Quality of Life While on Dialysis
Living with dialysis involves significant adjustments that can affect a person’s daily life and overall well-being. The treatment itself demands a considerable time commitment, requiring regular sessions that can disrupt work, social, and family routines. Patients must also adhere to strict dietary restrictions and fluid intake limits to manage waste and fluid buildup between treatments.
Physical symptoms are commonly experienced, including fatigue, muscle cramps, and itching, which can diminish comfort and energy levels. Emotional well-being is also impacted, with many individuals experiencing stress, anxiety, and depression due to the illness’s chronicity and dependence on treatment. Support systems from family, friends, and healthcare professionals are important for managing these challenges and fostering a sense of control and acceptance.

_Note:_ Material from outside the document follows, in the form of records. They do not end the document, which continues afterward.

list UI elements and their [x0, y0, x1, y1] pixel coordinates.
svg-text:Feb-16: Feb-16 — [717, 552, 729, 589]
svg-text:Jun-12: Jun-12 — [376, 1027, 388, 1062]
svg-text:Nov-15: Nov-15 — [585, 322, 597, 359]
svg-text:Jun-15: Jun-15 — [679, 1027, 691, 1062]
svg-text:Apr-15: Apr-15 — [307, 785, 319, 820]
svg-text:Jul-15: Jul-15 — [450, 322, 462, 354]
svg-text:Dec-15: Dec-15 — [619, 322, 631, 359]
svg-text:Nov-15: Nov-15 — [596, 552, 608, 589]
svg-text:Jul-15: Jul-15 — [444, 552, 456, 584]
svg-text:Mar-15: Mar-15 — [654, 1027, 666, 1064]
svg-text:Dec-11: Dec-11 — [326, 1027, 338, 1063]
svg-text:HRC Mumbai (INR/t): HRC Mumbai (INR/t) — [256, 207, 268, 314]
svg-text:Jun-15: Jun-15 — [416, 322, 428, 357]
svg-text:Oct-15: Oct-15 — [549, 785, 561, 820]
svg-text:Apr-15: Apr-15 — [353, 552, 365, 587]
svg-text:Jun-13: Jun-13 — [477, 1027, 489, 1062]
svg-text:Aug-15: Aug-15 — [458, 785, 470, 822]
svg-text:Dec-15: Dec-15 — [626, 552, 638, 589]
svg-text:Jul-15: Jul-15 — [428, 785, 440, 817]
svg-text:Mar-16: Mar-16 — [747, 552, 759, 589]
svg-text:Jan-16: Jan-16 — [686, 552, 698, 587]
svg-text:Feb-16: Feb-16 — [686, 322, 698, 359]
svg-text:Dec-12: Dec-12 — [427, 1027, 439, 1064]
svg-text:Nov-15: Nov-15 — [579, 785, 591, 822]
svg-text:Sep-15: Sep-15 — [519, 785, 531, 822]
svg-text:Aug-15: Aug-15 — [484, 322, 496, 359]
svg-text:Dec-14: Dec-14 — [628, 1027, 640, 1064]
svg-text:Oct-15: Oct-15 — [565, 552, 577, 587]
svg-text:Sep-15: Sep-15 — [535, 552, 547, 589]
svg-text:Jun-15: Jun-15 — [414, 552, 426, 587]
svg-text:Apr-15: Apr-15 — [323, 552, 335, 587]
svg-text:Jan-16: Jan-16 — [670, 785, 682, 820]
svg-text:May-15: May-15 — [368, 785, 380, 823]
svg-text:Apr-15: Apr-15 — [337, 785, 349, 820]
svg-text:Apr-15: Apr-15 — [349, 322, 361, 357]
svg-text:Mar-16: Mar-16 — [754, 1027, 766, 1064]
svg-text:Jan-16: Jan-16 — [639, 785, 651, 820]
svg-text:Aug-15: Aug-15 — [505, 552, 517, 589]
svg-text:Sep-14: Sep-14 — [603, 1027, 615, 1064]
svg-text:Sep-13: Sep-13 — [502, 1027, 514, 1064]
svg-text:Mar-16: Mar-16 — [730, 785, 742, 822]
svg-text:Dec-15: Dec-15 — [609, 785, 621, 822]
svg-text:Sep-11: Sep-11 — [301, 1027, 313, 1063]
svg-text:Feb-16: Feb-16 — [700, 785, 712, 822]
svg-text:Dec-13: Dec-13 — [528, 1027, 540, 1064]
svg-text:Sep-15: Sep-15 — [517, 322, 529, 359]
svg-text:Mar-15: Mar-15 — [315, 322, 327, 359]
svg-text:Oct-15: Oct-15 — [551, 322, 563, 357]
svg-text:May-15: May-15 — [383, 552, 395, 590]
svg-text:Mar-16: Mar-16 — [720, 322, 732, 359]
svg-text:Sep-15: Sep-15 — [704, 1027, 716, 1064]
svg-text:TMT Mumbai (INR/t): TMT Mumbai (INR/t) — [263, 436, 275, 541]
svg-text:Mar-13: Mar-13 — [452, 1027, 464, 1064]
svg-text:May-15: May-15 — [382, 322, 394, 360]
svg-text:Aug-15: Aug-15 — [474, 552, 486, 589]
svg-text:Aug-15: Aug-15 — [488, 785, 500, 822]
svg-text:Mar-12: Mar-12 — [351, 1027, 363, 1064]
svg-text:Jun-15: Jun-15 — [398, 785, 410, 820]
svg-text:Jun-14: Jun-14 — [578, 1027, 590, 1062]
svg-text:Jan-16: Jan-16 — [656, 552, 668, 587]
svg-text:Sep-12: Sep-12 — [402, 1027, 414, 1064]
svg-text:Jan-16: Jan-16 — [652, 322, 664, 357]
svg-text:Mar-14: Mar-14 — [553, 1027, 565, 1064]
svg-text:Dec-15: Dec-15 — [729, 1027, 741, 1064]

The Role of Kidney Transplantation
Kidney transplantation offers an alternative treatment path for end-stage renal disease that can significantly alter a person’s prognosis. For eligible patients, transplantation is generally associated with a longer and better quality of life compared to remaining on long-term dialysis. A successful kidney transplant can eliminate the need for regular dialysis treatments, allowing for greater freedom and a return to activities that may have been limited.
Transplants can come from either living donors or deceased donors. While both options provide substantial benefits over dialysis, living donor kidney transplants are often associated with better long-term patient and graft survival rates compared to deceased donor transplants. This is often considered the preferred treatment strategy for many individuals with kidney failure.